Chinese Communist Party leader Xi Jinping’s long-expected and often postponed—even before the pandemic—state visit to Japan was not even spoken of during the reporting period. In the closing days of the year, the defense ministers of the two countries met virtually but, at least according to published accounts, simply reiterated past positions and hopes for cooperation in the interests of regional stability. Japan did not receive the assurances it sought on the implications of the PRC’s new Coast Guard law. China repeatedly pressed the Japanese government for support for the Beijing Winter Olympics, expressing dissatisfaction with the lack of official representation announced by Tokyo. Although trade was brisk, economic growth in both countries remained impacted by quarantines and the uncertain investment climate in China. China complained about closer Taiwan-Japan relations
The year 2021 ended with no breakthroughs in Japan-Korea relations. Bilateral ties remain stalled over South Korea’s 2018 Supreme Court ruling on forced labor during Japan’s occupation of the Korean Peninsula and Japan’s export restrictions placed in 2019 on key materials used for South Korea’s electronics industry. The inauguration of Kishida Fumio as Japan’s new prime minister in September did not lead to a new momentum for addressing these bilateral issues, as both Tokyo and Seoul adhered to their positions. Prime Minister Kishida, while acknowledging that Japan’s relationship with South Korea should not be left as is, largely reiterated Tokyo’s official stance from the Abe and Suga governments that Seoul should first take steps on the forced labor issue. South Korean President Moon Jae-in sent a letter congratulating Kishida on his inauguration, signaling willingness to talk about bilateral challenges. Developments in the final months of 2021 are a reminder that there is no easy solution to these issues in sight.
For Moscow and Beijing, relations with Washington steadily deteriorated toward the yearend. This was in sharp contrast from early 2021 when both had some limited expectations for relaxed tensions with the newly inaugurated Biden administration. For Russian President Vladimir Putin and his Chinese counterpart Xi Jinping, each of their meetings (real and virtual) with Biden was frontloaded with obstacles: US sanctions, a boycott of the 2022 Winter Olympics, and screw-tightening at strategic places (Taiwan and Ukraine). Biden’s diplomacy-is-back approach—meaning US-led alliance-building (the Quadrilateral Security Dialogue and AUKUS for China) or reinvigorating (NATO for Russia)—turned out to be far more challenging than Trump’s erratic go-it-alone style. It was against this backdrop that China and Russia enhanced their strategic interactions in the last few months of 2021, particularly mil-mil relations at a time of rising tensions in the western Pacific.

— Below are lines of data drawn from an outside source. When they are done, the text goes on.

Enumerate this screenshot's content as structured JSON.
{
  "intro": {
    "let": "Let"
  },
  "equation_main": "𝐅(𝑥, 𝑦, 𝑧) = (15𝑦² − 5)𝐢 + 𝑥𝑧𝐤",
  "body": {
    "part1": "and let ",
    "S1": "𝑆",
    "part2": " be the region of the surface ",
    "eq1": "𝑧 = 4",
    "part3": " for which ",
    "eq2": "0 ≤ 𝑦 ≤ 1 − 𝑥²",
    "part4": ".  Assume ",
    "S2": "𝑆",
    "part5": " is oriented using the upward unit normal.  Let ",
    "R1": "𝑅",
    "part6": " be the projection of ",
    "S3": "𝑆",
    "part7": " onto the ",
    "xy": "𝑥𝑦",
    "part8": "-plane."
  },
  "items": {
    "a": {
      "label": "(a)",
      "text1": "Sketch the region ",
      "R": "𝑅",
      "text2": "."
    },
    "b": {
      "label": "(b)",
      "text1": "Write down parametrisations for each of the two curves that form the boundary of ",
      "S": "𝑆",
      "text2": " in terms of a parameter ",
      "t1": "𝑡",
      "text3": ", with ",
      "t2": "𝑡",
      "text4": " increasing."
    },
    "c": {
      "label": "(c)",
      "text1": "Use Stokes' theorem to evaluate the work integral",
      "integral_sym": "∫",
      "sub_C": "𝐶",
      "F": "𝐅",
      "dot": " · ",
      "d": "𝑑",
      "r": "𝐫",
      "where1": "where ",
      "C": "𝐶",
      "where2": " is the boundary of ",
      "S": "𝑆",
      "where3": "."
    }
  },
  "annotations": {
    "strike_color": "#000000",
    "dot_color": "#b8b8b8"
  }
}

India’s relations with East Asia during 2021 were characterized by two major developments; increasing interaction with the United States, Japan, and Australia as part of the “Quad” and painstaking efforts at border disengagement and dispute management with China. Within these preoccupations, India continued a robust if undramatic set of engagements (mostly virtually) across East Asia. India’s active East Asia engagements were notable, coming as they did amid New Delhi taking up a nonpermanent seat of the United Nations Security Council, finding its footing with the new Biden administration, addressing a February coup next door in Myanmar, battling a major wave of the delta variant of the COVID-19 virus, and contending with the fallout of the US withdrawal from Afghanistan in the summer, as well as participating in the COP26 Summit and the Summit for Democracies that President Biden hosted at the end of the year.